Manually checking and validating LLM responses
The ai_validate()
function allows users to manually
check and validate the responses generated by the LLM with a
user-friendly Shiny app. Such manual checks are essential for ensuring
the quality and accuracy of the LLM’s output. The function can be used
to review the scores and justifications generated by the LLM, and users
can also highlight and save examples from the original texts that
support the validated text classifications.

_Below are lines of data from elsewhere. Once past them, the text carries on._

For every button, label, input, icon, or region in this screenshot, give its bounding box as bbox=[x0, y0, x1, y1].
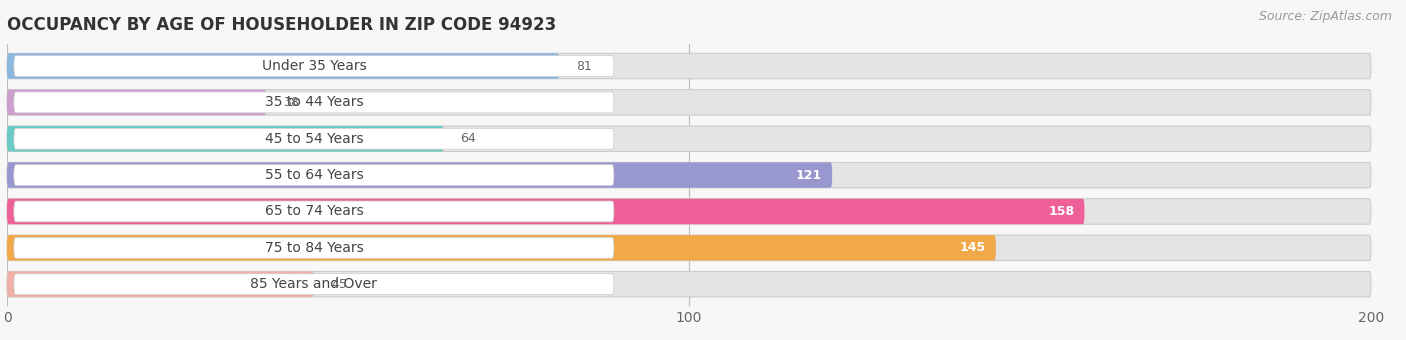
FancyBboxPatch shape bbox=[7, 235, 1371, 260]
FancyBboxPatch shape bbox=[7, 199, 1084, 224]
FancyBboxPatch shape bbox=[7, 163, 832, 188]
FancyBboxPatch shape bbox=[7, 199, 1371, 224]
Text: 81: 81 bbox=[576, 59, 592, 72]
FancyBboxPatch shape bbox=[7, 163, 1371, 188]
FancyBboxPatch shape bbox=[7, 126, 1371, 151]
FancyBboxPatch shape bbox=[7, 271, 1371, 297]
Text: 38: 38 bbox=[283, 96, 299, 109]
Text: 145: 145 bbox=[959, 241, 986, 254]
FancyBboxPatch shape bbox=[7, 271, 314, 297]
FancyBboxPatch shape bbox=[14, 92, 614, 113]
Text: OCCUPANCY BY AGE OF HOUSEHOLDER IN ZIP CODE 94923: OCCUPANCY BY AGE OF HOUSEHOLDER IN ZIP C… bbox=[7, 16, 557, 34]
Text: 35 to 44 Years: 35 to 44 Years bbox=[264, 96, 363, 109]
FancyBboxPatch shape bbox=[14, 165, 614, 186]
Text: 121: 121 bbox=[796, 169, 823, 182]
Text: 55 to 64 Years: 55 to 64 Years bbox=[264, 168, 363, 182]
FancyBboxPatch shape bbox=[7, 90, 1371, 115]
Text: 64: 64 bbox=[461, 132, 477, 145]
Text: 45: 45 bbox=[330, 278, 347, 291]
Text: 65 to 74 Years: 65 to 74 Years bbox=[264, 204, 363, 219]
FancyBboxPatch shape bbox=[7, 235, 995, 260]
FancyBboxPatch shape bbox=[14, 237, 614, 258]
Text: 75 to 84 Years: 75 to 84 Years bbox=[264, 241, 363, 255]
Text: Source: ZipAtlas.com: Source: ZipAtlas.com bbox=[1258, 10, 1392, 23]
FancyBboxPatch shape bbox=[14, 128, 614, 149]
Text: Under 35 Years: Under 35 Years bbox=[262, 59, 367, 73]
FancyBboxPatch shape bbox=[7, 53, 1371, 79]
Text: 85 Years and Over: 85 Years and Over bbox=[250, 277, 377, 291]
FancyBboxPatch shape bbox=[14, 55, 614, 76]
Text: 158: 158 bbox=[1047, 205, 1074, 218]
FancyBboxPatch shape bbox=[14, 274, 614, 295]
FancyBboxPatch shape bbox=[7, 90, 266, 115]
FancyBboxPatch shape bbox=[14, 201, 614, 222]
FancyBboxPatch shape bbox=[7, 126, 443, 151]
Text: 45 to 54 Years: 45 to 54 Years bbox=[264, 132, 363, 146]
FancyBboxPatch shape bbox=[7, 53, 560, 79]
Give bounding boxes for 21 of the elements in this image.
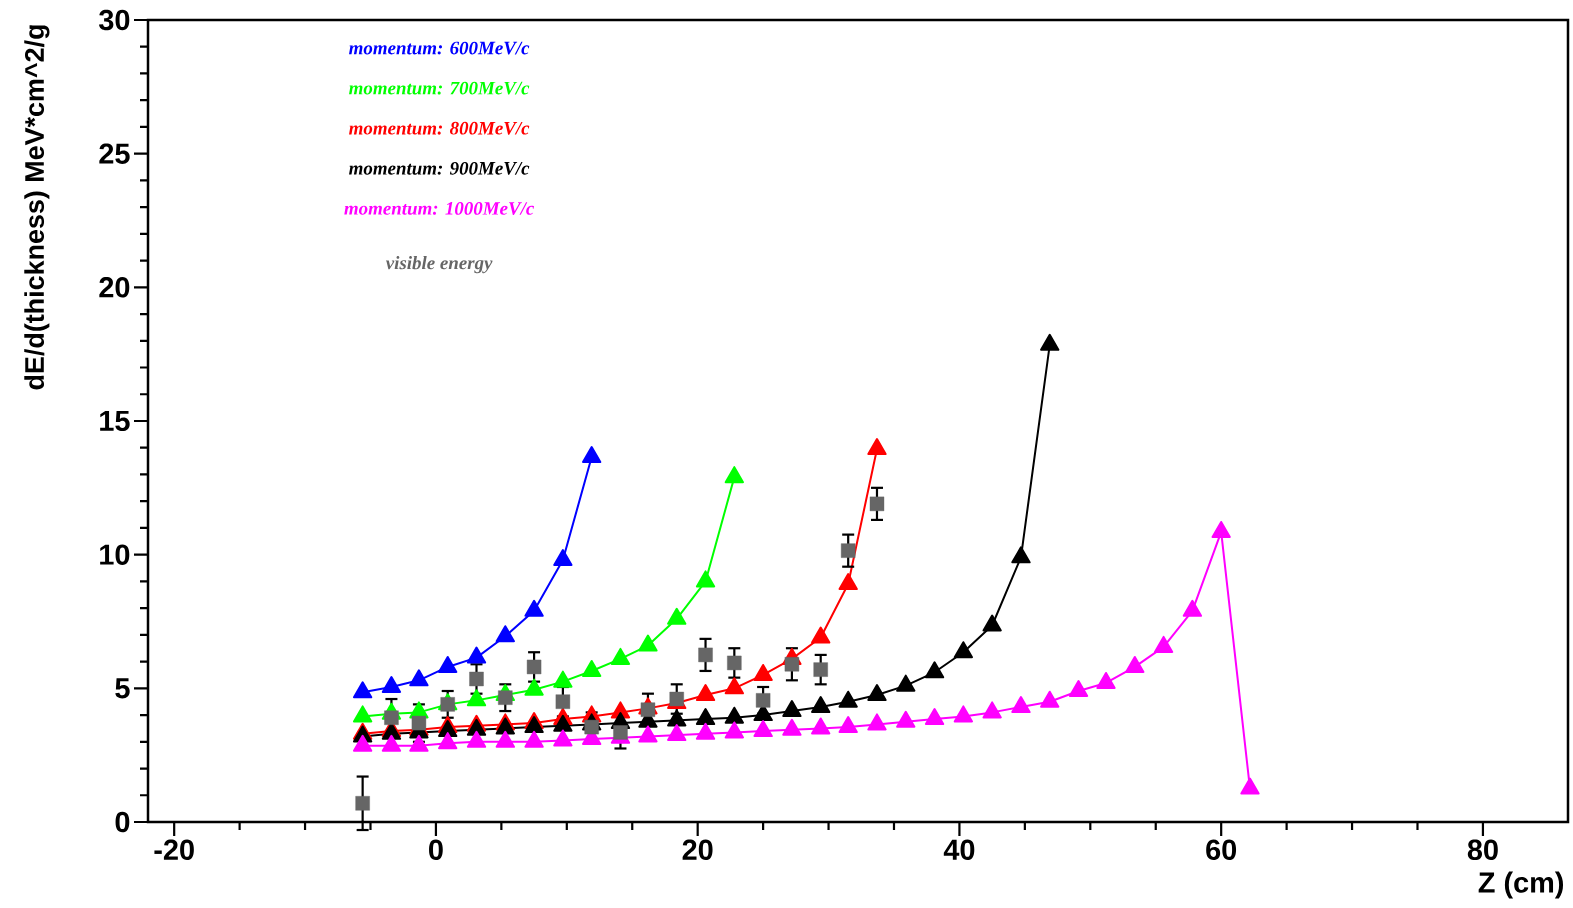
y-tick-label: 15 bbox=[100, 410, 130, 432]
x-tick-label: -20 bbox=[154, 839, 194, 860]
y-tick-label: 10 bbox=[100, 544, 130, 565]
y-tick-label: 0 bbox=[115, 811, 130, 833]
x-tick-label: 0 bbox=[429, 839, 443, 860]
y-tick-label: 5 bbox=[115, 678, 130, 699]
y-tick-label: 30 bbox=[99, 9, 130, 31]
y-tick-label: 25 bbox=[99, 143, 130, 164]
x-tick-label: 40 bbox=[943, 839, 975, 860]
text: visible energy bbox=[385, 255, 493, 274]
text: momentum: 600MeV/c bbox=[349, 41, 530, 55]
x-tick-label: 20 bbox=[682, 839, 713, 860]
text: momentum: 1000MeV/c bbox=[344, 202, 534, 215]
x-tick-label: 80 bbox=[1467, 839, 1498, 860]
text: momentum: 900MeV/c bbox=[349, 161, 530, 175]
text: momentum: 700MeV/c bbox=[349, 81, 530, 95]
y-tick-label: 20 bbox=[99, 277, 130, 298]
x-tick-label: 60 bbox=[1206, 839, 1237, 860]
x-axis-title: Z (cm) bbox=[1478, 871, 1564, 899]
y-axis-title: dE/d(thickness) MeV*cm^2/g bbox=[24, 25, 50, 390]
text: momentum: 800MeV/c bbox=[349, 121, 530, 135]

The saved examples can be
used for further qualitative analyses or to built a labelled dataset for
fine-tuning open-source LLMs to receive improved performance on similar
tasks.
Customizing the structure of LLM responses
The quanteda.llm
package allows you to customize the
structure of LLM responses to fit your specific analysis needs. You can
define how the LLM should format its output, such as specifying the
fields to include in the response or the format of the response itself.
This flexibility enables you to tailor the LLM’s output to your analysis
requirements, making it easier to integrate LLM-generated data into your
text analysis workflows.
For such more advanced text analysis tasks, you can use the
ai_text()
function to define custom prompts and response
structures. This function allows you to specify how the LLM should
generate its output, including the format and content of the response.
By using type_object()
from the ellmer
package, you can define the structure of the LLM’s response, making it
easier to integrate LLM-generated data into your text analysis
workflows.
Conclusion
The quanteda.llm
package provides a powerful and
flexible framework for integrating large language models into text
analysis workflows. By leveraging LLMs, users can automate various text
processing tasks, such as summarization, classification, and scoring,
while maintaining compatibility with the quanteda
framework. The package’s ability to structure LLM responses and
customize output formats makes it a valuable tool for researchers and
analysts working with large text corpora.